Toulouse,
5h30.
O carro do aeroporto para
exatamente à entrada do hangar aberto sobre a noite chuvosa. Lâmpadas de
quinhentas velas mostram os objetos duros, nus, precisos como os de uma
vitrine. Cada palavra pronunciada sob essa cúpula repercute, prolonga-se, povoa
o silêncio.
Alumínio brilhando, motor limpo:
o avião parece novo. Relojoaria sutil, onde trabalham mecânicos de dedos
mágicos, que, uma vez concluída a obra, separam-se dela.
— Apressemo-nos, senhores,
apressemo-nos...
Mala por mala, o correio
mergulha no ventre do aparelho.
Verificação rápida:
— Buenos Aires... Natal...
Dacar... Casablanca... Dacar... Trinta e nove malas. Exato?
— Exato. O piloto se veste.
Pulôver, lenço no pescoço, macacão de couro, botas forradas. Seu corpo
adormecido pesa. Uma voz o chama: “Vamos! Apressemo-nos!” Ergue-se, pesado e
sem jeito até o posto de pilotagem, com os dedos entorpecidos nas luvas
espessas, as mãos embaraçadas com o relógio, o altímetro, o mapa. Escafandrista
fora de seu elemento. Mas, uma vez no lugar, tudo se torna leve.
Um mecânico dirige-se a
ele:
— Seiscentos e trinta
quilos.
— Está bem. E passageiros?
— Três. Registra-os sem os
ver.
Dando meia-volta, o chefe de
pista dirige-se aos ajudantes:
— Quem aparafusou a
capota?
— Eu.
— Vinte francos de multa.
O chefe de pista lança um último
olhar: tudo em ordem absoluta, todos os gestos regulados como para um balé.

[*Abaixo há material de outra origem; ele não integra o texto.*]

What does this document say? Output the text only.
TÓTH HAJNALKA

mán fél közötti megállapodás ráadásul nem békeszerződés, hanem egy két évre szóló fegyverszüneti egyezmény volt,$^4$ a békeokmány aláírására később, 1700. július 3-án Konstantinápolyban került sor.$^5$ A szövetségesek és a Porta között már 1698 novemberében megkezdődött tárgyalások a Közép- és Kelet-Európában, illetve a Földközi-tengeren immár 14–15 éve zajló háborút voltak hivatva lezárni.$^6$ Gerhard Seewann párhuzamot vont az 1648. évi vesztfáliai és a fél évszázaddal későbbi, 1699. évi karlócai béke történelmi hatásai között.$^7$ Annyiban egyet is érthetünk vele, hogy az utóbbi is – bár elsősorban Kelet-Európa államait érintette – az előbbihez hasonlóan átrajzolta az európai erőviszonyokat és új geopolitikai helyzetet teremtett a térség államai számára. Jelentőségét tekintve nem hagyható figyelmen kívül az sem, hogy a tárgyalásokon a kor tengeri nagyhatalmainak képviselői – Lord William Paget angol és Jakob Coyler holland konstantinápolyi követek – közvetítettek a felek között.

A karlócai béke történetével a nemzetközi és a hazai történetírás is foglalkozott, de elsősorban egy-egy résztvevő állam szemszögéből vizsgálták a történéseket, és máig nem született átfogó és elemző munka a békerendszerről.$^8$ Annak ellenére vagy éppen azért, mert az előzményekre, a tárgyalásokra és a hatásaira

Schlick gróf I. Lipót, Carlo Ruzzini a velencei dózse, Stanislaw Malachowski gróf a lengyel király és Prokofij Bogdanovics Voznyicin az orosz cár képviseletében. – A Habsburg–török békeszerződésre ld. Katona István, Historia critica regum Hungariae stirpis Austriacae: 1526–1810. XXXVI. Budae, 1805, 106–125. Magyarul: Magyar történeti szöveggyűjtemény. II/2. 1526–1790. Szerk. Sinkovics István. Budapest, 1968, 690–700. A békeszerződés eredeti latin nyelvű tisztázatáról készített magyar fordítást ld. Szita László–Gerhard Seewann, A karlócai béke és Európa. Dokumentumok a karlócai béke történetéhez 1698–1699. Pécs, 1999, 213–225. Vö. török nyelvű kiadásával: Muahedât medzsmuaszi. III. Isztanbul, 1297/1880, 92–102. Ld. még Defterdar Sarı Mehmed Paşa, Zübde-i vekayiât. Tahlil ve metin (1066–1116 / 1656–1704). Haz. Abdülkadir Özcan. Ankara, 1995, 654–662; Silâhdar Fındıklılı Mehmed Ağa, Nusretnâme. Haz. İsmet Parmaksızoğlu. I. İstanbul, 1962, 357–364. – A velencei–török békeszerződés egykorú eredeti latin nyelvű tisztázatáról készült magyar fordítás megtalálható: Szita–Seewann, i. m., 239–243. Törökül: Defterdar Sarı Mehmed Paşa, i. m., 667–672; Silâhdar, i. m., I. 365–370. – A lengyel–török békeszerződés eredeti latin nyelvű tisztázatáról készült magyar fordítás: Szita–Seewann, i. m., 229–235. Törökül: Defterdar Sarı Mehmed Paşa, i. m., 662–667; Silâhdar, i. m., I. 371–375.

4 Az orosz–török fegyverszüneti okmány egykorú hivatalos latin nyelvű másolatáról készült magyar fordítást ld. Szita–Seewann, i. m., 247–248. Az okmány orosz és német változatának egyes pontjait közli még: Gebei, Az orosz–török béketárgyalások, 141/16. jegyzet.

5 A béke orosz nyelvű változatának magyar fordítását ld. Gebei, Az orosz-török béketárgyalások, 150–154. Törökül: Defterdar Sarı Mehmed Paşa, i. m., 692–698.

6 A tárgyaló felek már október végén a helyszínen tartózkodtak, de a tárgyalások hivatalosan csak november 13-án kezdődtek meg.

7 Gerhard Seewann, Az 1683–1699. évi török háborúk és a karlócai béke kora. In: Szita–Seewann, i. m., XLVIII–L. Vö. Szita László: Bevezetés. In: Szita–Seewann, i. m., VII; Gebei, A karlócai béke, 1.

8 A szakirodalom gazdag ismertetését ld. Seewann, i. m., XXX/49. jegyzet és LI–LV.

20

O
avião tem um lugar exato no hangar, tal como, dentro de cinco minutos, o terá
no espaço. O voo é tão bem calculado quanto o lançamento de um navio. Um
parafuso que falta é um erro flagrante. Lâmpadas de quinhentas velas, olhares
atentos, um pouco de dureza, tudo colabora para que o voo lançado de escala em
escala, até Buenos Aires ou Santiago do Chile, seja um efeito de balística, e
não uma obra do acaso. Para que, apesar das tempestades, das brumas, das
ventanias, apesar das mil armadilhas da válvula, do basculador, da matéria, os
expressos, comboios, cargueiros e vapores sejam atingidos, distanciados,
superados! E para alcançar, num tempo recorde, Buenos Aires ou Santiago do
Chile.
— Motores em marcha.
O piloto Bernis recebe um papel:
o plano de batalha.
Bernis lê:
Perpignan assinala céu claro,
vento nulo. Barcelona: tempestade. Alicante...
Toulouse, 5h45.
As rodas possantes esmagam os
calços. A erva até vinte metros atrás parece fluir, batida pelo vento da
hélice. Bernis, com um movimento do pulso, desencadeia ou retém o temporal.
Agora, o barulho cresce, em
sucessivos arrancos, até criar um ambiente denso, quase sólido, onde o corpo
fica encerrado. Quando o piloto sente que esse ambiente preenche nele qualquer
coisa até então insatisfeita, pensa: “Está bem.” Depois olha a capota negra
apoiada no céu, em contraluz, como um morteiro. Uma paisagem de aurora tremula
atrás da hélice.
Depois de avançar lentamente com
o vento de proa, Bernis puxa a alavanca da gasolina. Arrastado pela hélice, o
avião avança. Amortecem-se os primeiros saltos no ar elástico; finalmente, o
solo parece estender-se, luzir sob as rodas como uma correia. Considerando que
o ar, de início impalpável, depois fluido, já se torna sólido, o piloto
apoia-se nele e sobe.
As árvores que margeiam a pista
mostram o horizonte e escondem-se. A duzentos metros, o avião inclina-se ainda
sobre uma aldeia de brinquedo, com árvores em linha reta, casas pintadas; as
florestas conservam sua espessura de tapete: terra habitada...
Bernis procura a inclinação das
costas e a posição exata do cotovelo necessárias ao seu bem-estar. Atrás dele,
as nuvens baixas de Toulouse assemelham-se ao hall sombrio das estações. Agora,
resiste com mais dificuldade ao avião, que procura subir, e deixa escapar um
pouco a força que sua mão comprime. Com um movimento do punho, liberta o avião
de cada onda que o levanta e que nele se propaga como uma onda.